Hal Holbrooke, inevitably, as Mark Twain
I walked into the Piggott Theater only a few minutes late, but Hal Holbrook was already going at full gale force: “They interrupt each other!” he exploded. He was talking about the downfall of television news, and I had entered the tirade at mid-point. “Ninety percent of the American people don’t have an opinion worth putting on television!”
Even without the makeup, the famous white moustache, and the costume, Hal Holbrooke will always be Mark Twain. There’s nothing I know quite like it in the history of theater: Holbrook first performed his one-man show at the Lock Haven State Teachers College in Pennsylvania over half-a-century ago, in 1954 — and his most recent enactment of Mark Twain Tonight! took place Tuesday night in Memorial Auditorium. This was a follow-up session with Stanford students and a few hangers-on, like myself, at a Q&A session in Piggott Theater.
Holbrook is an astonishing 85 years old, and by now it’s impossible to know where Holbrook leaves off and Twain begins. It’s an miraculous meshing between the subject and his impersonator, between art and reality — to the benefit and ennoblement of both.
“The beauty of Mark Twain is that he lays a thought on your lap and walks away, and lets you handle it,” said Holbrook. So here are a few thoughts from Holbrook, or Twain, for you to handle:
On American leadership: “We take our opinions to the public trough, and follow the leader who makes the most noise.”
On Democrats and Republicans: He — or Twain? — disparaged the two-party system, which “turns voters into slaves and rabbits,” and praised the independent voter.

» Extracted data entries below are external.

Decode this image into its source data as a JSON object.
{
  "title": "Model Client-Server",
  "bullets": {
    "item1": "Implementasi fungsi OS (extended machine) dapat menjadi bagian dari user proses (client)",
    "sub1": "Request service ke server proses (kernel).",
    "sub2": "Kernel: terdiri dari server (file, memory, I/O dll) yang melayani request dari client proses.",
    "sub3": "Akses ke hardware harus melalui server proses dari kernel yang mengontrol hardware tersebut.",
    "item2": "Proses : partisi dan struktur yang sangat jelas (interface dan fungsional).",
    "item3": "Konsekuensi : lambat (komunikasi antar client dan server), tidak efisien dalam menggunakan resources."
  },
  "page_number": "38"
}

On the New York Times: “I know it leans to the liberal side, but so do I — so I have to watch out!” he said. Hence, he confessed that he listened to Glenn Beck — then, with his hand, put a mock pistol to his head and jokingly fired it. “It’s my job!” he said. “We’re not supposed to all think alike — but we are all supposed to listen to each other.”
On the intelligentsia: “I admire it, it’s important … but now that we’re done for,” he shrugged. “If the intelligentsia is not married to morality…” Then Holbrooke launched into a jeremiad about the downfall of America, which Twain (or Holbrook?) had compared a great machine whose belt has slipped, but still goes on.
On morality: While many blame homeowners for taking on mortgages they couldn’t afford, Holbrook said that people have always been suckers for things they can’t afford and morality enters with “your responsibility not to incite people to buy something they cannot afford” — an opinion that, taken alone and enacted into law, would cause major economic reform in America.
On performing villains: “You understand that people who are corrupt don’t get it — that’s the point. They don’t know they’re corrupt,” he said.
Holbrook keeps detailed accounts of all his Twain engagements — his last at Stanford was in 2000, and he was surprised when he checked his records and found his subject had been “Money is God.”
“You see, I was thinking ahead of the bubble!” he said. Looking around Silicon Valley, he felt “a lot that was happening here was chancy. What causes chanciness? Greed.”
“He wrote this! Great republics do not last.” Money causes corruption, which “excites dangerous ambitions and brings the republic down.”
Holbrook reminisced about playing another larger-than-life American from the 19th century, Abraham Lincoln. With corked shoes, Holbrook boosted his 6′ height a few inches to rival Lincoln’s 6′-3/4″ — but the size 14 shoes were beyond his reach. He urged young actors to do their research. In his own reading on Lincoln, he noted that contemporary news reports of Lincoln’s debates described his voice most frequently as “high,” “shrill,” “flat,” “nasal,” and “unpleasant.” A colleague described his speaking style: Lincoln planted his feet together, pointed forward, when he spoke, and didn’t move them while gesticulating wildly. It’s not, Holbrook said, the picture one forms from the statue in Washington D.C.
And it sounded like he was going to conclude with a hymn to thespians: “I think the acting profession is a noble profession. It’s been given a bad name by people who don’t know how to behave properly.”
“You have to believe in something beyond fame and money,” he said. “We are the clergymen of the world in disguise.”
When I left a few minutes early he was still talking — “like a waterfall,” as he warned.